19世紀当時の(そして現代の)「女性」の地位について、ここまでで十分に描写されていると言えよう。ベインズの方も「レッスン」を口実に、ピアノの黒鍵分を担保にエイダとの「接触」を求めるのだから、善悪の二項対立で「男性」を切り分けた映画ではない。少しもやっとするのはそのためだが、もっとも「その曖昧さ」無くしては、「男性社会」そのものともいえるカンヌ映画祭で、カンピオン監督が賞賛されることも無かっただろう。

それを置いても、ベインズの方は「エイダ=ピアノ」という構造自体を見抜いてはいて、彼女を「個」として尊重する姿勢では夫スチュアートに優位には立っている(モテる男である)。彼女との「レッスン」を始める前に、ピアノを調律に出すという挿話も見逃せないプロットのひとつである。

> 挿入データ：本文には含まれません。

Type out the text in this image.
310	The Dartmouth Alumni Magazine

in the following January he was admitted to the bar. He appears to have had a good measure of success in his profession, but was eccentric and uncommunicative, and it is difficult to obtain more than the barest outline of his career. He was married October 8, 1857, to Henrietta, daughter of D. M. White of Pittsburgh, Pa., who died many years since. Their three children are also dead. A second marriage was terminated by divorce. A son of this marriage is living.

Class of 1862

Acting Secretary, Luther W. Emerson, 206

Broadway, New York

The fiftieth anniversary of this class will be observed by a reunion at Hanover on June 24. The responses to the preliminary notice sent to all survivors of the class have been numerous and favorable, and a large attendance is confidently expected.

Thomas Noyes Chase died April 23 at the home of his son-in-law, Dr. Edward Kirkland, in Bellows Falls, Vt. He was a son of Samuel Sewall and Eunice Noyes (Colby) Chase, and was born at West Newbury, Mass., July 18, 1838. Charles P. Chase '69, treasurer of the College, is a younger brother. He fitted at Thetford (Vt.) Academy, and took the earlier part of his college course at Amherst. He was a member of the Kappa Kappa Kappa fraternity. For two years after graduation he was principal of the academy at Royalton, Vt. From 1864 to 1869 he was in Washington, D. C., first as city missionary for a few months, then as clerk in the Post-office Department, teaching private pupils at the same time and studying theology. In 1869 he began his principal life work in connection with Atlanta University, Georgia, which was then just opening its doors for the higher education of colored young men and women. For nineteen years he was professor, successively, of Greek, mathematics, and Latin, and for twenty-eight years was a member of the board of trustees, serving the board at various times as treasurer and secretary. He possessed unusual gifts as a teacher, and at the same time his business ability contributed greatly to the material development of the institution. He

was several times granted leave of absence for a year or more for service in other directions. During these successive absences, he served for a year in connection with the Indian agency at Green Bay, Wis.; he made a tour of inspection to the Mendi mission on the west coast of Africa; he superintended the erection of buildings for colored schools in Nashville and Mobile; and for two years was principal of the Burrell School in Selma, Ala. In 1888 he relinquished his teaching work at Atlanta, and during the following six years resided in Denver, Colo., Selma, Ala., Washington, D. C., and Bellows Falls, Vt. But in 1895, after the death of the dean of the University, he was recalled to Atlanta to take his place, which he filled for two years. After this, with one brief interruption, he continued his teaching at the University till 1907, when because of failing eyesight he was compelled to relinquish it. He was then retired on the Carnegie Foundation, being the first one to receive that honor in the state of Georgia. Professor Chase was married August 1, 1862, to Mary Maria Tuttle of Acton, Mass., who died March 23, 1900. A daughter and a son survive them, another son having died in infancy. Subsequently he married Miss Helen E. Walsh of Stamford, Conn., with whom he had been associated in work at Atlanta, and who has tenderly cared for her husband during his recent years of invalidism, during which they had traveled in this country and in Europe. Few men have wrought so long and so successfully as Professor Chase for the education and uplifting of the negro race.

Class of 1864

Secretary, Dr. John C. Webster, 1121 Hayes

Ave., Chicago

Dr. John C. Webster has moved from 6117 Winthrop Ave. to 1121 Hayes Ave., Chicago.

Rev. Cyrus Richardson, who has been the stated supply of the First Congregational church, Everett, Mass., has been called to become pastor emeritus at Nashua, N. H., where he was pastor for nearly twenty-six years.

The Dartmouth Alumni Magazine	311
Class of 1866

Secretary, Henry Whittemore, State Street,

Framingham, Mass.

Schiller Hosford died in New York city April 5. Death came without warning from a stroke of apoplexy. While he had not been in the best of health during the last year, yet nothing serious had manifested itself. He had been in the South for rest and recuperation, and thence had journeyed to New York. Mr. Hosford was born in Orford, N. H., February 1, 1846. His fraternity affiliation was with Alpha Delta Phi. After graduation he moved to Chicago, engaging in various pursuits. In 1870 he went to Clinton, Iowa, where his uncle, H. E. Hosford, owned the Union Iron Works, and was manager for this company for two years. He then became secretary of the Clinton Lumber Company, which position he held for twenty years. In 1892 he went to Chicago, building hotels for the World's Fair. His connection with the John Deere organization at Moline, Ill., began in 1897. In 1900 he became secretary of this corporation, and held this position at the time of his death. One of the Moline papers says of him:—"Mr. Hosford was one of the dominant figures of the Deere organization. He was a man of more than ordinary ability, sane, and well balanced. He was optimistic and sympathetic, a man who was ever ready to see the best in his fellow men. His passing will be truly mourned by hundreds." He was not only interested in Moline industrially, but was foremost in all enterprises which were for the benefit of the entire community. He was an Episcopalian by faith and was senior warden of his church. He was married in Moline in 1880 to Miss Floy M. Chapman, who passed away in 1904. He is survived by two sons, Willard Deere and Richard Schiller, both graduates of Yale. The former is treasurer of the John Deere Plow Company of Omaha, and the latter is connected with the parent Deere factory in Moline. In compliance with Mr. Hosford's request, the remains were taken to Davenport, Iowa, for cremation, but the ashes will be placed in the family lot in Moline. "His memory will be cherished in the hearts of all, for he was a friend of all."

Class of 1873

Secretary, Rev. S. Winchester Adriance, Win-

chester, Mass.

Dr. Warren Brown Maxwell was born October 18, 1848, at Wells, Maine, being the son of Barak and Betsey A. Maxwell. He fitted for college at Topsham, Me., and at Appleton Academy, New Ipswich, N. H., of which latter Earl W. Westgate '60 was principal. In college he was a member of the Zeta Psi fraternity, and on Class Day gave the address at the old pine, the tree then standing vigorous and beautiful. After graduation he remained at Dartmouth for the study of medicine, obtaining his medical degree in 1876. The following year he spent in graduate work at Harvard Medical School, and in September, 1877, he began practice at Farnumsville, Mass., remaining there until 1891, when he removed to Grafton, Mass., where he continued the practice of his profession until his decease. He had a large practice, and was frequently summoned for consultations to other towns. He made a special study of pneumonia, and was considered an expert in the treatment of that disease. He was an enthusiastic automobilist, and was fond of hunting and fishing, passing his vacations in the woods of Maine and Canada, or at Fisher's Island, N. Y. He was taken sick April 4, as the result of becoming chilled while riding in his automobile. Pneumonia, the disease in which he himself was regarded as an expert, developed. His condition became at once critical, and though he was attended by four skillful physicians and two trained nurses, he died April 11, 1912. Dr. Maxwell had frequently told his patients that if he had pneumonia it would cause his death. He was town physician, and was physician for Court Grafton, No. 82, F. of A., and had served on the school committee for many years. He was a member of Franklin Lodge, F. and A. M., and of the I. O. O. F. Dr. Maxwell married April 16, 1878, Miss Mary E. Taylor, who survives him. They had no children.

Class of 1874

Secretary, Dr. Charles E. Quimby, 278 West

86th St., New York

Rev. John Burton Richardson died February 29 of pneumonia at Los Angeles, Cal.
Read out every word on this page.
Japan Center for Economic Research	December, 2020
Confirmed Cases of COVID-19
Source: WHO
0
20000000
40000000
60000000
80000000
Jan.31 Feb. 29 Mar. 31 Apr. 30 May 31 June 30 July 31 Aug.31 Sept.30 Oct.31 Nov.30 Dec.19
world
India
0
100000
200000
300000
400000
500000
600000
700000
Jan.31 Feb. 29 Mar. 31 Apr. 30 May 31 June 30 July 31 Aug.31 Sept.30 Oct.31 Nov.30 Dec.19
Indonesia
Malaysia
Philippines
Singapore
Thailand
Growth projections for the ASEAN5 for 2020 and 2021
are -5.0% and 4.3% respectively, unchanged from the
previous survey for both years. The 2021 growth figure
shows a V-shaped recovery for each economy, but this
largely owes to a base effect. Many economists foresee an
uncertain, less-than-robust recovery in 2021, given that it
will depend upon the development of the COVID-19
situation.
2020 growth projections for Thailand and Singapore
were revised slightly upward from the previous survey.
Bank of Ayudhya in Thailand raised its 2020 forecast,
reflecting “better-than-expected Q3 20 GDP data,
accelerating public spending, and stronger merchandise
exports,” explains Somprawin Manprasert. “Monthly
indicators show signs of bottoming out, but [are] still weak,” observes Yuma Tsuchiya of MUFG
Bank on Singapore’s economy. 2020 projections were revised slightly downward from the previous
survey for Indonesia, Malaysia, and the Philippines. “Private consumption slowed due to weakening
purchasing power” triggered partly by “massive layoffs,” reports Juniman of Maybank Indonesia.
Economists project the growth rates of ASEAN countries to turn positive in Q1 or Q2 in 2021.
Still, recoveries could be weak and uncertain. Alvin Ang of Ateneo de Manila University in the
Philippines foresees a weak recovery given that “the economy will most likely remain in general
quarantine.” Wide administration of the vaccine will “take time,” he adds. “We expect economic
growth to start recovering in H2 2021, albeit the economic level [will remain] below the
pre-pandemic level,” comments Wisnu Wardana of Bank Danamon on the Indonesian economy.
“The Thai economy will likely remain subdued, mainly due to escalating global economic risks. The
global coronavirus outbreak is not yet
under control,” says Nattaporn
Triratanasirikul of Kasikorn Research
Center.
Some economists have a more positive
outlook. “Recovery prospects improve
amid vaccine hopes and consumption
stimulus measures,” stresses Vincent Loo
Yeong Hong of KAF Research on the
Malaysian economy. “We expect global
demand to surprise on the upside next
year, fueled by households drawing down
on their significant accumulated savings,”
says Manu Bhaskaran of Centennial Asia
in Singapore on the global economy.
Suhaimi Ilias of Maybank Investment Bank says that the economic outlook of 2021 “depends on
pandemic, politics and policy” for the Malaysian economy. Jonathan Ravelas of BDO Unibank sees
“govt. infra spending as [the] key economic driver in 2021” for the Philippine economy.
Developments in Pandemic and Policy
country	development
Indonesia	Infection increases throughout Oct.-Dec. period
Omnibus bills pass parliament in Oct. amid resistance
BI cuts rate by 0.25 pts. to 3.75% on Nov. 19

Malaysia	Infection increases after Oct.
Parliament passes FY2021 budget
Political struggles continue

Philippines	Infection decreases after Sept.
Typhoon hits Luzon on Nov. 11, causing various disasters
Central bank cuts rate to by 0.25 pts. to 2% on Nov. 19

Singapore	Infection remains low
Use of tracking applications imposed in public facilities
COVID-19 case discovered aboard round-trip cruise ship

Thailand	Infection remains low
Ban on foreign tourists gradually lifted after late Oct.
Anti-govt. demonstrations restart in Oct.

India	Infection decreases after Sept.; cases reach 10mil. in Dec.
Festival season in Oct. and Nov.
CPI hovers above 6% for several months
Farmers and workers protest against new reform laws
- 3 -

また、娘のフロラも映画では重要な役割を示す。彼女は母エイダの「声」あるいは「代弁者」としてだけの存在ではなく、この年代の少女だけが持つ自由奔放な「言葉」を持ち、意思を持ったひとつの人格として描かれる。村祭りの劇中で、天使の翼を背負う幼いフロラの存在は、エイダの運命「翼を折ること=ピアノが弾けなくなること」の象徴性を示唆する重要な役割も担っている。おそらくはエイダが声を失った6歳にフロラの年齢は設定されているはずだ。

映画の公開から30年を経て、「翼」を奪われたエイダが、最後の最後に自らの意思で「何」を選択するのか。映画の結末とはまた別の可能性を考えてみたりもする。